Quiconque daigne s’éprendre de la tradition libérale française et explorer les richesses léguées par ses principaux représentants du XVIIIe siècle, doit être frappé d’emblée par la grande profusion des abbés, qui entremêlent leurs œuvres et leurs carrières pour la construction d’une doctrine dont la compatibilité avec les dogmes de la religion révélée pose souvent question. Parmi les artisans de la liberté politique et de la tolérance religieuse se retrouvent les abbés Sieyès, Grégoire, Loménie de Brienne. L’idée de paix n’a pas de meilleur représentant en ce siècle que l’abbé de Saint-Pierre, ni l’anticolonialisme de plus grand propagandiste que l’abbé Raynal. Dans les cercles des pionniers du laissez-faire se mêlent pareillement d’autres porteurs de l’habit ecclésiastique : l’abbé Alary est avec le marquis d’Argenson l’un des animateurs du club de l’Entresol, au sein duquel Saint-Pierre, précédemment cité, agite aussi ses idées ; de même, vingt ans plus tard, Vincent de Gournay s’appuie sur de nombreux abbés pour diffuser son programme de réforme économique : parmi eux Coyer, auteur assez prolifique, ou Le Blanc, qui traduit les Discours politiques de David Hume ; enfin François Quesnay peut compter sur la collaboration des abbés Roubaud et Baudeau à l’œuvre physiocratique, de même que sur l’appui d’auxiliaires émancipés comme Morellet ou Condillac, qui tracent des chemins parallèles.

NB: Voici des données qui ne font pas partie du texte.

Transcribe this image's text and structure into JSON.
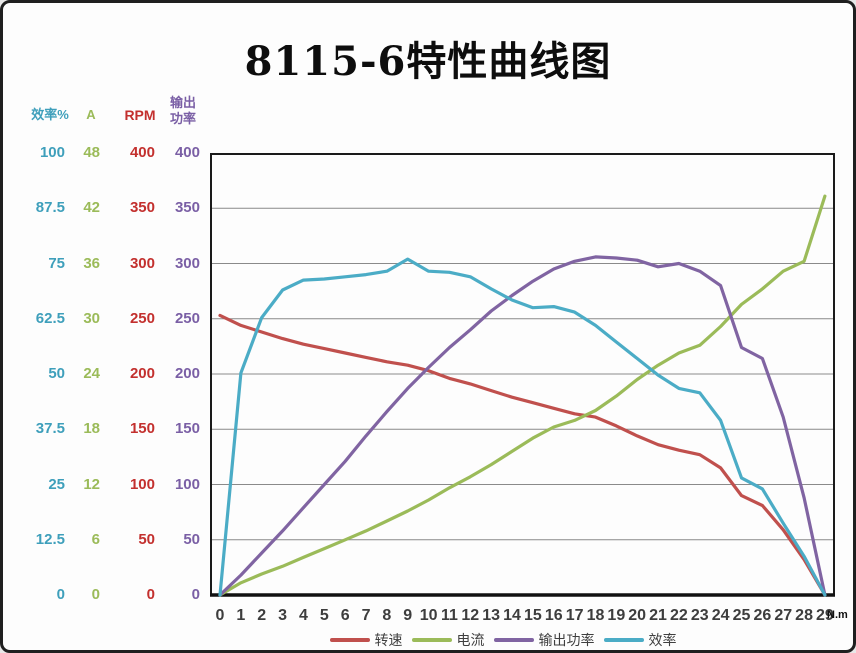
{
  "page": {
    "background": "#fdfdfd",
    "frame_border_color": "#1f1f1f"
  },
  "chart_data": {
    "type": "line",
    "title": "8115-6特性曲线图",
    "x_label_unit": "N.m",
    "x_ticks": [
      0,
      1,
      2,
      3,
      4,
      5,
      6,
      7,
      8,
      9,
      10,
      11,
      12,
      13,
      14,
      15,
      16,
      17,
      18,
      19,
      20,
      21,
      22,
      23,
      24,
      25,
      26,
      27,
      28,
      29
    ],
    "grid": {
      "min": 0,
      "max": 400,
      "step": 50,
      "horizontal_gridlines": true,
      "vertical_gridlines": false,
      "gridline_color": "#8a8a8a"
    },
    "axes": [
      {
        "id": "efficiency",
        "label": "效率%",
        "color": "#3E9FBB",
        "ticks": [
          100,
          87.5,
          75,
          62.5,
          50,
          37.5,
          25,
          12.5,
          0
        ]
      },
      {
        "id": "current",
        "label": "A",
        "color": "#9BBB59",
        "ticks": [
          48,
          42,
          36,
          30,
          24,
          18,
          12,
          6,
          0
        ]
      },
      {
        "id": "rpm",
        "label": "RPM",
        "color": "#C3302E",
        "ticks": [
          400,
          350,
          300,
          250,
          200,
          150,
          100,
          50,
          0
        ]
      },
      {
        "id": "power",
        "label": "输出功率",
        "color": "#7A5FA5",
        "ticks": [
          400,
          350,
          300,
          250,
          200,
          150,
          100,
          50,
          0
        ]
      }
    ],
    "values_note": "series values are plotted on the shared 0-400 grid scale; 效率 native % = value/4, 电流 native A = value*48/400",
    "series": [
      {
        "id": "speed",
        "name": "转速",
        "axis": "rpm",
        "color": "#C0504D",
        "values": [
          253,
          244,
          238,
          232,
          227,
          223,
          219,
          215,
          211,
          208,
          203,
          196,
          191,
          185,
          179,
          174,
          169,
          164,
          161,
          153,
          144,
          136,
          131,
          127,
          115,
          90,
          81,
          59,
          32,
          0
        ]
      },
      {
        "id": "current",
        "name": "电流",
        "axis": "current",
        "color": "#9BBB59",
        "values": [
          0,
          11,
          19,
          26,
          34,
          42,
          50,
          58,
          67,
          76,
          86,
          97,
          107,
          118,
          130,
          142,
          152,
          158,
          167,
          180,
          195,
          208,
          219,
          226,
          243,
          263,
          277,
          293,
          302,
          361
        ]
      },
      {
        "id": "power",
        "name": "输出功率",
        "axis": "power",
        "color": "#8064A2",
        "values": [
          0,
          18,
          38,
          58,
          79,
          100,
          121,
          144,
          166,
          187,
          206,
          224,
          240,
          257,
          271,
          284,
          295,
          302,
          306,
          305,
          303,
          297,
          300,
          293,
          280,
          224,
          214,
          161,
          88,
          0
        ]
      },
      {
        "id": "efficiency",
        "name": "效率",
        "axis": "efficiency",
        "color": "#4BACC6",
        "values": [
          0,
          201,
          251,
          276,
          285,
          286,
          288,
          290,
          293,
          304,
          293,
          292,
          288,
          277,
          267,
          260,
          261,
          256,
          244,
          229,
          214,
          199,
          187,
          183,
          158,
          106,
          96,
          65,
          35,
          0
        ]
      }
    ]
  }
}
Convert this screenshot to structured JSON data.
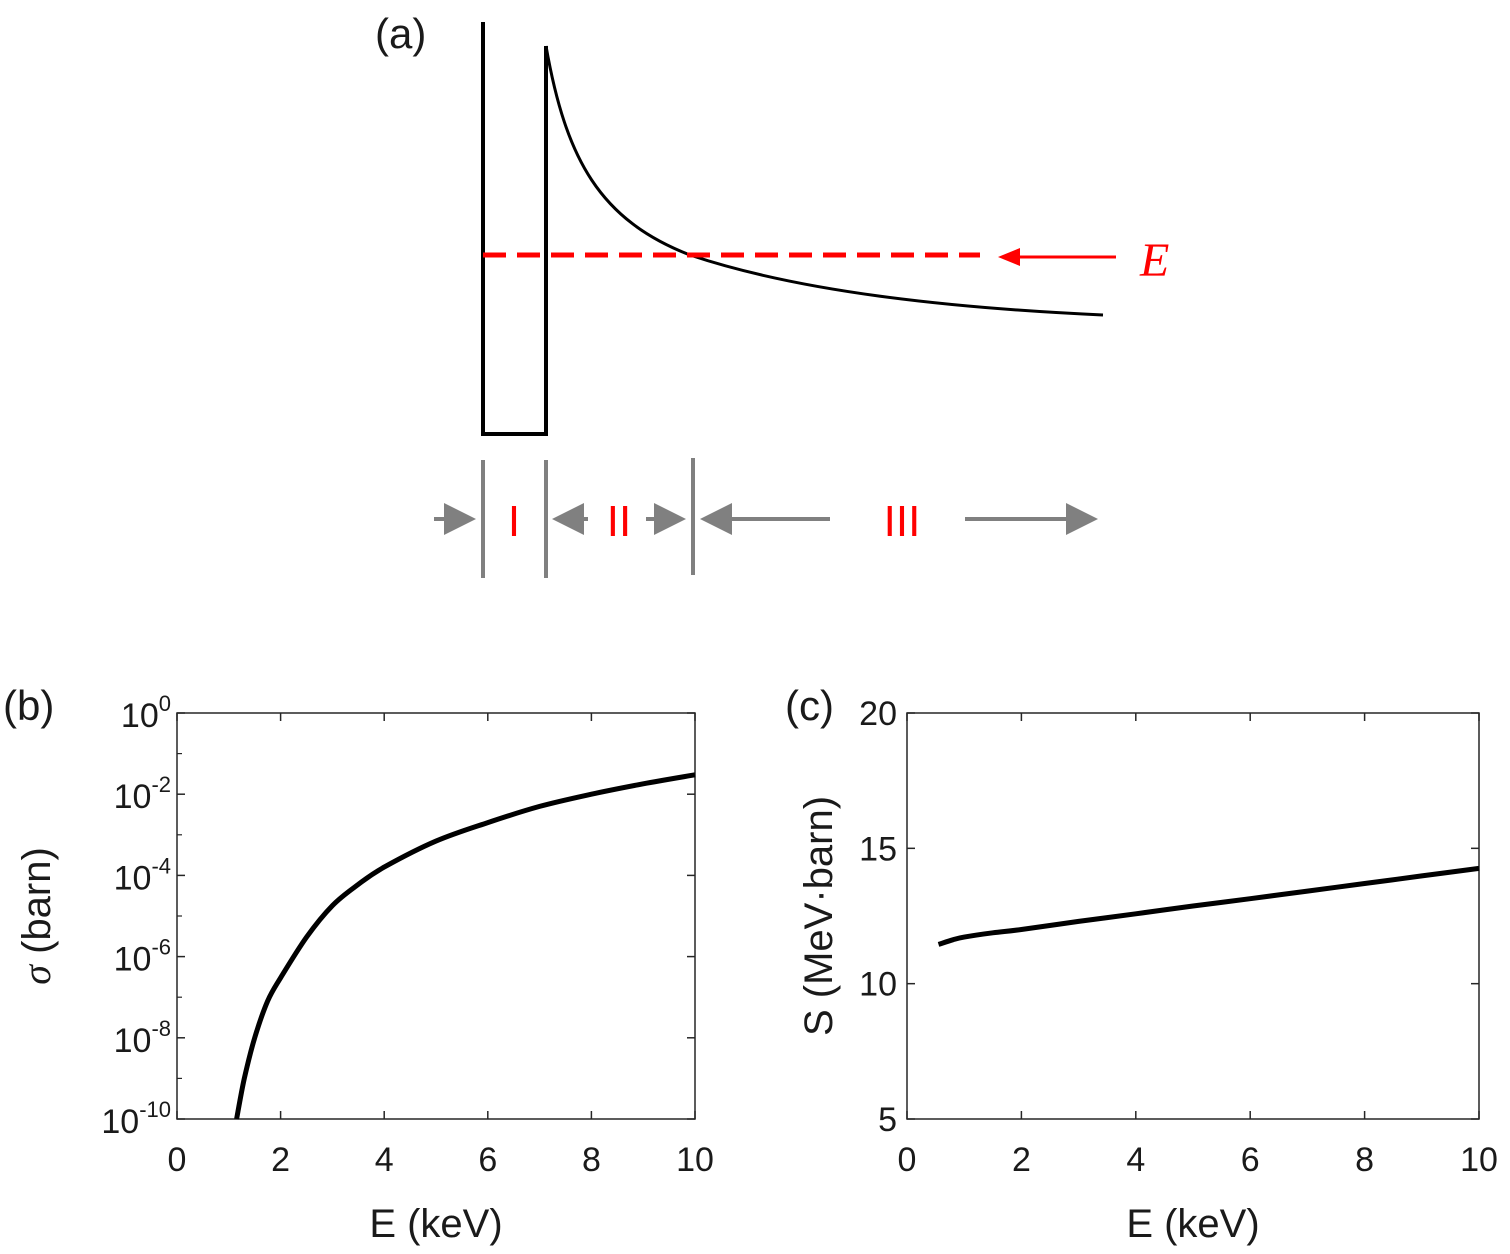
{
  "panel_a": {
    "label": "(a)",
    "energy_label": "E",
    "regions": [
      "I",
      "II",
      "III"
    ],
    "colors": {
      "curve": "#000000",
      "energy": "#ff0000",
      "arrows": "#808080",
      "regions": "#ff0000"
    }
  },
  "chart_data": [
    {
      "id": "b",
      "type": "line",
      "panel_label": "(b)",
      "xlabel": "E (keV)",
      "ylabel_symbol": "σ",
      "ylabel_unit": " (barn)",
      "yscale": "log",
      "xlim": [
        0,
        10
      ],
      "ylim": [
        1e-10,
        1
      ],
      "xticks": [
        "0",
        "2",
        "4",
        "6",
        "8",
        "10"
      ],
      "ytick_base": "10",
      "ytick_exponents": [
        "0",
        "-2",
        "-4",
        "-6",
        "-8",
        "-10"
      ],
      "series": [
        {
          "name": "sigma",
          "x": [
            1.15,
            1.3,
            1.5,
            1.75,
            2.0,
            2.5,
            3.0,
            3.5,
            4.0,
            5.0,
            6.0,
            7.0,
            8.0,
            9.0,
            10.0
          ],
          "y": [
            1e-10,
            1e-09,
            1e-08,
            8e-08,
            3e-07,
            3e-06,
            1.8e-05,
            6e-05,
            0.00016,
            0.0007,
            0.002,
            0.005,
            0.01,
            0.018,
            0.03
          ]
        }
      ]
    },
    {
      "id": "c",
      "type": "line",
      "panel_label": "(c)",
      "xlabel": "E (keV)",
      "ylabel": "S (MeV·barn)",
      "yscale": "linear",
      "xlim": [
        0,
        10
      ],
      "ylim": [
        5,
        20
      ],
      "xticks": [
        "0",
        "2",
        "4",
        "6",
        "8",
        "10"
      ],
      "yticks": [
        "5",
        "10",
        "15",
        "20"
      ],
      "series": [
        {
          "name": "S",
          "x": [
            0.55,
            0.8,
            1.0,
            1.5,
            2.0,
            3.0,
            4.0,
            5.0,
            6.0,
            7.0,
            8.0,
            9.0,
            10.0
          ],
          "y": [
            11.45,
            11.62,
            11.72,
            11.88,
            12.0,
            12.3,
            12.58,
            12.87,
            13.14,
            13.42,
            13.7,
            13.98,
            14.26
          ]
        }
      ]
    }
  ]
}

Cette foule d’abbés, qui prennent position dans le mouvement intellectuel libéral du temps, sans briser tout à fait leur attache avec un ordre réputé conservateur, et préoccupé par la défense de ses positions, n’est pas, à l’évidence, un phénomène sans conséquence. Il semble que la formation intellectuelle ecclésiastique ait quelquefois pesé sur les choix doctrinaux, les méthodes de combat intellectuel et même les arguments employés. La discussion, parmi les philosophes, sur la tolérance religieuse ou la paix, et, chez les économistes, sur le luxe ou le prêt à intérêt, n’aurait certainement pas été menée parfaitement de même, si ses principaux auteurs avaient été formés par des laïcs.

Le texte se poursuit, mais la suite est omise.